Legittimo il licenziamento del pubblico dipendente per doppio lavoro non autorizzato
Cassazione, con sentenza n 20857 del 2012
La Corte di Appello di Milano respingeva il ricorso di una lavoratrice avverso la sentenza del Tribunale di Pavia che aveva rigettato il ricorso della predetta inteso ad ottenere la declaratoria dell'illegittimità del licenziamento intimatole il 30.6.2005 dalla Regione Lombardia per violazione del divieto di cumulo d’impieghi ed incarichi lavorativi in costanza di rapporto di lavoro subordinato con la P.A.

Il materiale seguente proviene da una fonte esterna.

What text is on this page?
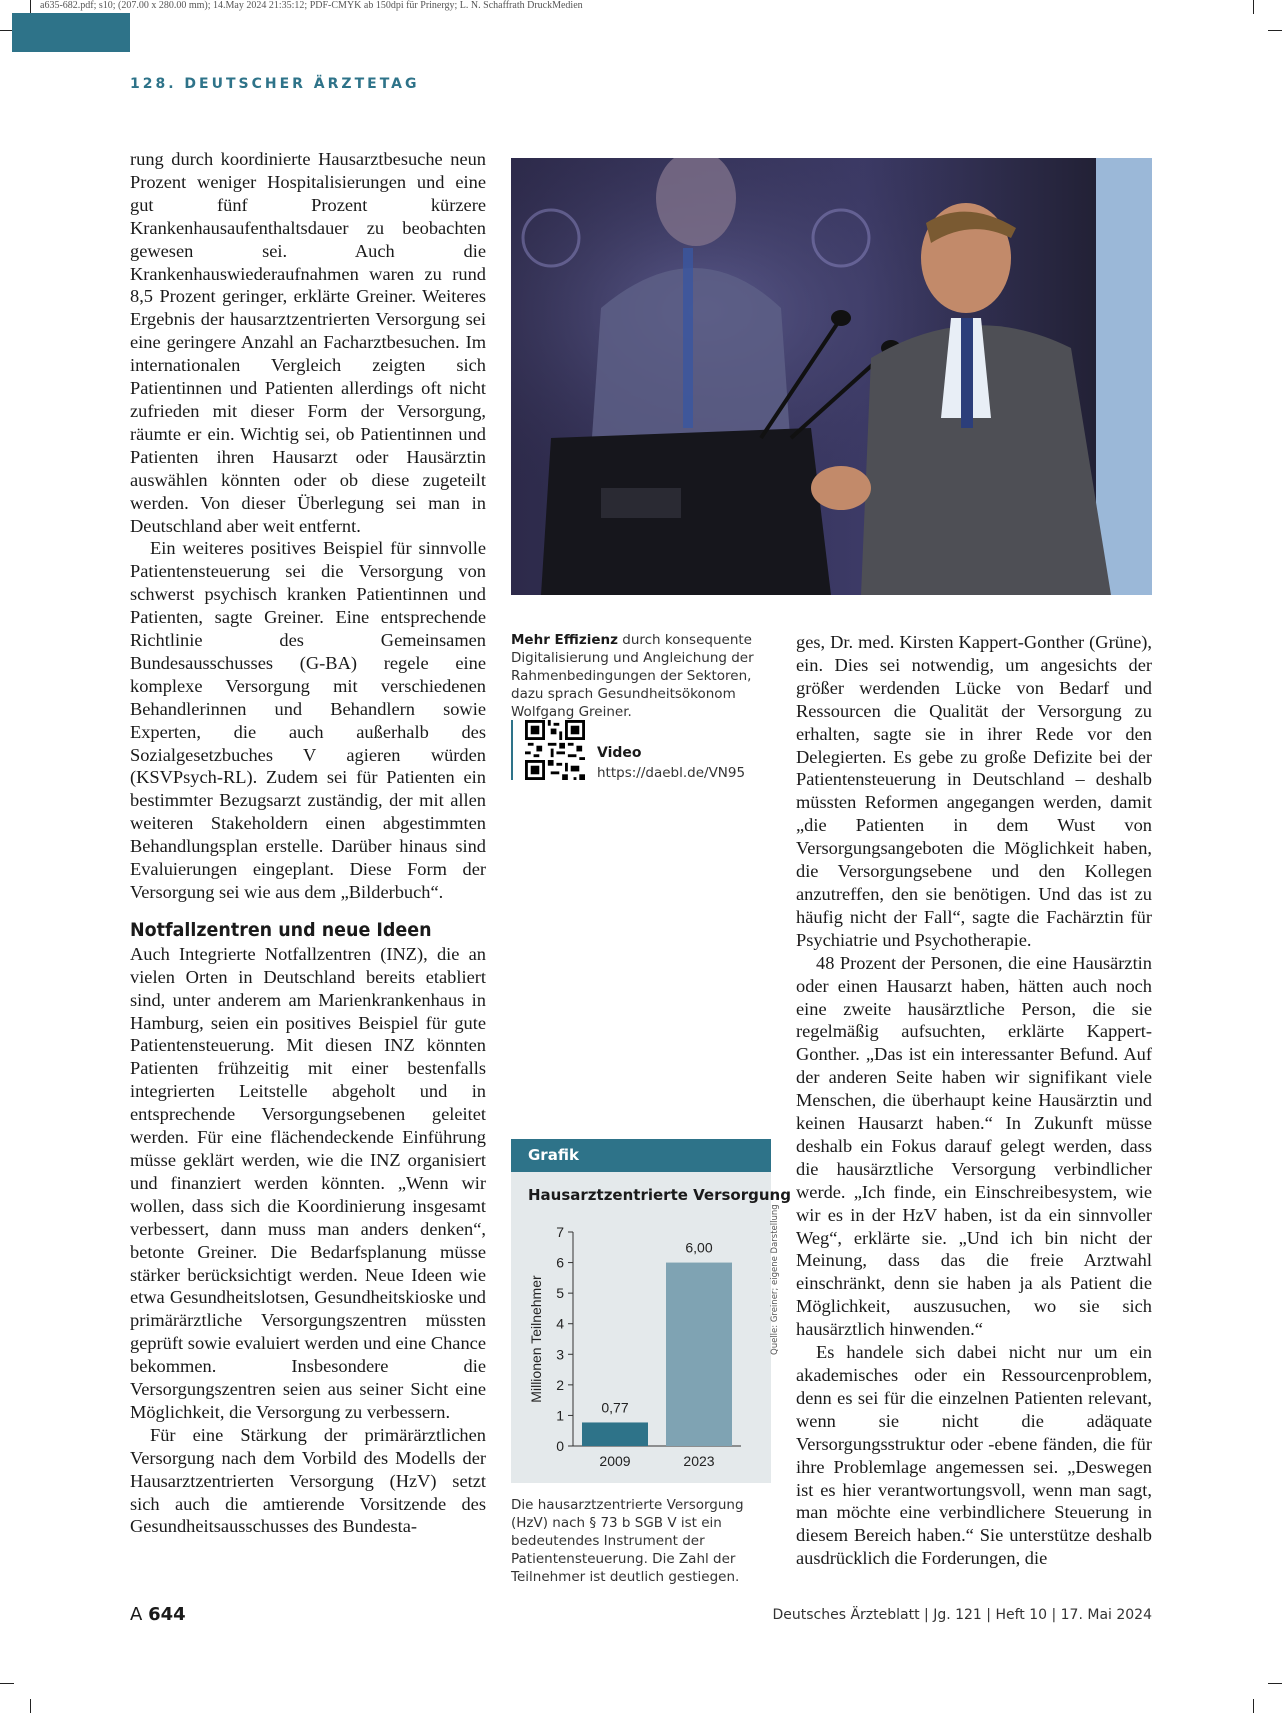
a635-682.pdf; s10; (207.00 x 280.00 mm); 14.May 2024 21:35:12; PDF-CMYK ab 150dpi für Prinergy; L. N. Schaffrath DruckMedien
128. DEUTSCHER ÄRZTETAG

rung durch koordinierte Hausarztbesuche neun Prozent weniger Hospitalisierungen und eine gut fünf Prozent kürzere Krankenhausaufenthaltsdauer zu beobachten gewesen sei. Auch die Krankenhauswiederaufnahmen waren zu rund 8,5 Prozent geringer, erklärte Greiner. Weiteres Ergebnis der hausarztzentrierten Versorgung sei eine geringere Anzahl an Facharztbesuchen. Im internationalen Vergleich zeigten sich Patientinnen und Patienten allerdings oft nicht zufrieden mit dieser Form der Versorgung, räumte er ein. Wichtig sei, ob Patientinnen und Patienten ihren Hausarzt oder Hausärztin auswählen könnten oder ob diese zugeteilt werden. Von dieser Überlegung sei man in Deutschland aber weit entfernt.

Ein weiteres positives Beispiel für sinnvolle Patientensteuerung sei die Versorgung von schwerst psychisch kranken Patientinnen und Patienten, sagte Greiner. Eine entsprechende Richtlinie des Gemeinsamen Bundesausschusses (G-BA) regele eine komplexe Versorgung mit verschiedenen Behandlerinnen und Behandlern sowie Experten, die auch außerhalb des Sozialgesetzbuches V agieren würden (KSVPsych-RL). Zudem sei für Patienten ein bestimmter Bezugsarzt zuständig, der mit allen weiteren Stakeholdern einen abgestimmten Behandlungsplan erstelle. Darüber hinaus sind Evaluierungen eingeplant. Diese Form der Versorgung sei wie aus dem „Bilderbuch“.

Notfallzentren und neue Ideen

Auch Integrierte Notfallzentren (INZ), die an vielen Orten in Deutschland bereits etabliert sind, unter anderem am Marienkrankenhaus in Hamburg, seien ein positives Beispiel für gute Patientensteuerung. Mit diesen INZ könnten Patienten frühzeitig mit einer bestenfalls integrierten Leitstelle abgeholt und in entsprechende Versorgungsebenen geleitet werden. Für eine flächendeckende Einführung müsse geklärt werden, wie die INZ organisiert und finanziert werden könnten. „Wenn wir wollen, dass sich die Koordinierung insgesamt verbessert, dann muss man anders denken“, betonte Greiner. Die Bedarfsplanung müsse stärker berücksichtigt werden. Neue Ideen wie etwa Gesundheitslotsen, Gesundheitskioske und primärärztliche Versorgungszentren müssten geprüft sowie evaluiert werden und eine Chance bekommen. Insbesondere die Versorgungszentren seien aus seiner Sicht eine Möglichkeit, die Versorgung zu verbessern.

Für eine Stärkung der primärärztlichen Versorgung nach dem Vorbild des Modells der Hausarztzentrierten Versorgung (HzV) setzt sich auch die amtierende Vorsitzende des Gesundheitsausschusses des Bundesta-

Mehr Effizienz durch konsequente Digitalisierung und Angleichung der Rahmenbedingungen der Sektoren, dazu sprach Gesundheitsökonom Wolfgang Greiner.
Video
https://daebl.de/VN95
Grafik
Hausarztzentrierte Versorgung
0
1
2
3
4
5
6
7
Millionen Teilnehmer
0,77
2009
6,00
2023
Quelle: Greiner; eigene Darstellung
Die hausarztzentrierte Versorgung (HzV) nach § 73 b SGB V ist ein bedeutendes Instrument der Patientensteuerung. Die Zahl der Teilnehmer ist deutlich gestiegen.

ges, Dr. med. Kirsten Kappert-Gonther (Grüne), ein. Dies sei notwendig, um angesichts der größer werdenden Lücke von Bedarf und Ressourcen die Qualität der Versorgung zu erhalten, sagte sie in ihrer Rede vor den Delegierten. Es gebe zu große Defizite bei der Patientensteuerung in Deutschland – deshalb müssten Reformen angegangen werden, damit „die Patienten in dem Wust von Versorgungsangeboten die Möglichkeit haben, die Versorgungsebene und den Kollegen anzutreffen, den sie benötigen. Und das ist zu häufig nicht der Fall“, sagte die Fachärztin für Psychiatrie und Psychotherapie.

48 Prozent der Personen, die eine Hausärztin oder einen Hausarzt haben, hätten auch noch eine zweite hausärztliche Person, die sie regelmäßig aufsuchten, erklärte Kappert-Gonther. „Das ist ein interessanter Befund. Auf der anderen Seite haben wir signifikant viele Menschen, die überhaupt keine Hausärztin und keinen Hausarzt haben.“ In Zukunft müsse deshalb ein Fokus darauf gelegt werden, dass die hausärztliche Versorgung verbindlicher werde. „Ich finde, ein Einschreibesystem, wie wir es in der HzV haben, ist da ein sinnvoller Weg“, erklärte sie. „Und ich bin nicht der Meinung, dass das die freie Arztwahl einschränkt, denn sie haben ja als Patient die Möglichkeit, auszusuchen, wo sie sich hausärztlich hinwenden.“

Es handele sich dabei nicht nur um ein akademisches oder ein Ressourcenproblem, denn es sei für die einzelnen Patienten relevant, wenn sie nicht die adäquate Versorgungsstruktur oder -ebene fänden, die für ihre Problemlage angemessen sei. „Deswegen ist es hier verantwortungsvoll, wenn man sagt, man möchte eine verbindlichere Steuerung in diesem Bereich haben.“ Sie unterstütze deshalb ausdrücklich die Forderungen, die

A 644	Deutsches Ärzteblatt | Jg. 121 | Heft 10 | 17. Mai 2024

La Corte di Appello riteneva che, ai sensi dell'art. 53 del d.Igs. 165/2001, che richiamava il disposto degli artt. 60 e ss. del d.p.r. 3/1957, la disposizione d’incompatibilità prevista nell'interesse del buon andamento dell'amministrazione prescriveva l'esclusività della prestazione resa dal dipendente in favore dell'ente datore di lavoro e che anche il CCNL del personale dipendente Comparto Regione - Autonomie locali prevedeva analogo divieto (art. 23), onde l’accertata presenza della lavoratrice all'interno del negozio della sorella, intenta a svolgere mansioni di commessa ed attività di vendita, anche durante il normale orario di lavoro in giornate di assenza dal lavoro giustificate dallo stato di malattia, meritava la sanzione del licenziamento.

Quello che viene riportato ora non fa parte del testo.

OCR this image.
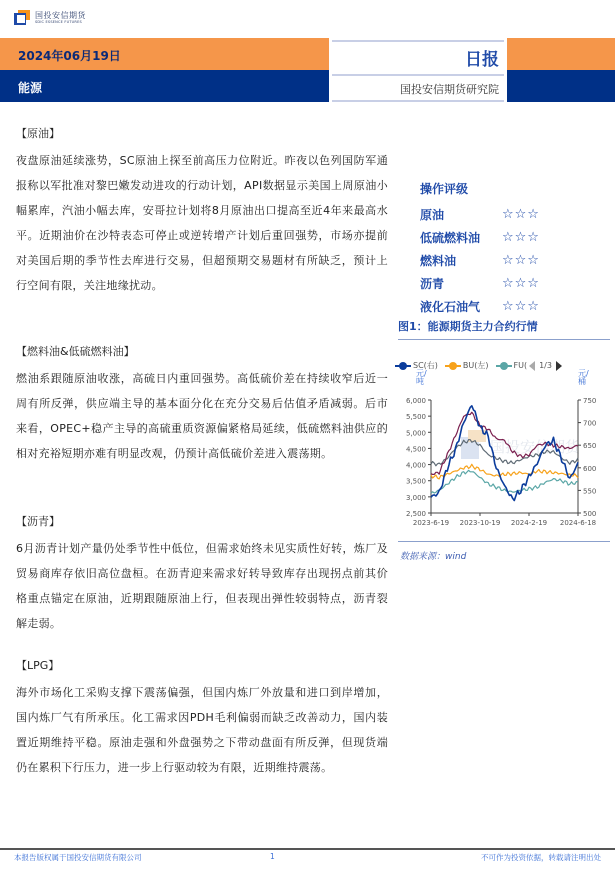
国投安信期货
SDIC ESSENCE FUTURES
2024年06月19日
能源
日报
国投安信期货研究院
【原油】
夜盘原油延续涨势，SC原油上探至前高压力位附近。昨夜以色列国防军通报称以军批准对黎巴嫩发动进攻的行动计划，API数据显示美国上周原油小幅累库，汽油小幅去库，安哥拉计划将8月原油出口提高至近4年来最高水平。近期油价在沙特表态可停止或逆转增产计划后重回强势，市场亦提前对美国后期的季节性去库进行交易，但超预期交易题材有所缺乏，预计上行空间有限，关注地缘扰动。
【燃料油&低硫燃料油】
燃油系跟随原油收涨，高硫日内重回强势。高低硫价差在持续收窄后近一周有所反弹，供应端主导的基本面分化在充分交易后估值矛盾减弱。后市来看，OPEC+稳产主导的高硫重质资源偏紧格局延续，低硫燃料油供应的相对充裕短期亦难有明显改观，仍预计高低硫价差进入震荡期。
【沥青】
6月沥青计划产量仍处季节性中低位，但需求始终未见实质性好转，炼厂及贸易商库存依旧高位盘桓。在沥青迎来需求好转导致库存出现拐点前其价格重点锚定在原油，近期跟随原油上行，但表现出弹性较弱特点，沥青裂解走弱。
【LPG】
海外市场化工采购支撑下震荡偏强，但国内炼厂外放量和进口到岸增加，国内炼厂气有所承压。化工需求因PDH毛利偏弱而缺乏改善动力，国内装置近期维持平稳。原油走强和外盘强势之下带动盘面有所反弹，但现货端仍在累积下行压力，进一步上行驱动较为有限，近期维持震荡。
操作评级
原油	☆☆☆
低硫燃料油	☆☆☆
燃料油	☆☆☆
沥青	☆☆☆
液化石油气	☆☆☆
图1：能源期货主力合约行情
SC(右)	BU(左)	FU( 1/3
元/吨
元/桶
国投安信期货
2,500
3,000
3,500
4,000
4,500
5,000
5,500
6,000
500
550
600
650
700
750
2023-6-19 2023-10-19 2024-2-19 2024-6-18
数据来源：wind
本报告版权属于国投安信期货有限公司	1	不可作为投资依据，转载请注明出处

La Corte di Cassazione, confermando la decisione della Corte di Appello, ha rilevato che la lavoratrice assumeva che anche avere effettivamente dato una mano alla sorella nella gestione del negozio in fase di liquidazione e non aver svolto attività lavorativa continua e retribuita era un comportamento illegittimo. L'art. 23 del c.c.n.l. per il personale dipendente del comparto Regioni ed autonomie Locali, alla lettera g) pone il divieto di attendere ad occupazioni estranee al servizio. L'art. 60 del Testo Unico 3/1957, relativo alla disciplina delle incompatibilità, richiamato dall'art. 53, 1 comma del d. Igs. 165/2001 ("Resta ferma per tutti i dipendenti pubblici la disciplina delle incompatibilità dettata dagli artt. 60 e ss. del testo unico approvato con d.p.r. 10.1.1957 n. 3"), prevede che l'impiegato non possa esercitare il commercio, l'industria, né alcuna professione, senza alcun riferimento ad attività retribuita. La Corte di Cassazione ha, quindi, ritenuto che il divieto deve ritenersi assoluto, a prescindere dalla sussistenza o meno di una remunerazione, ovvero di una continuità della prestazione lavorativa diversa da quella espletata alle dipendenze della P.A.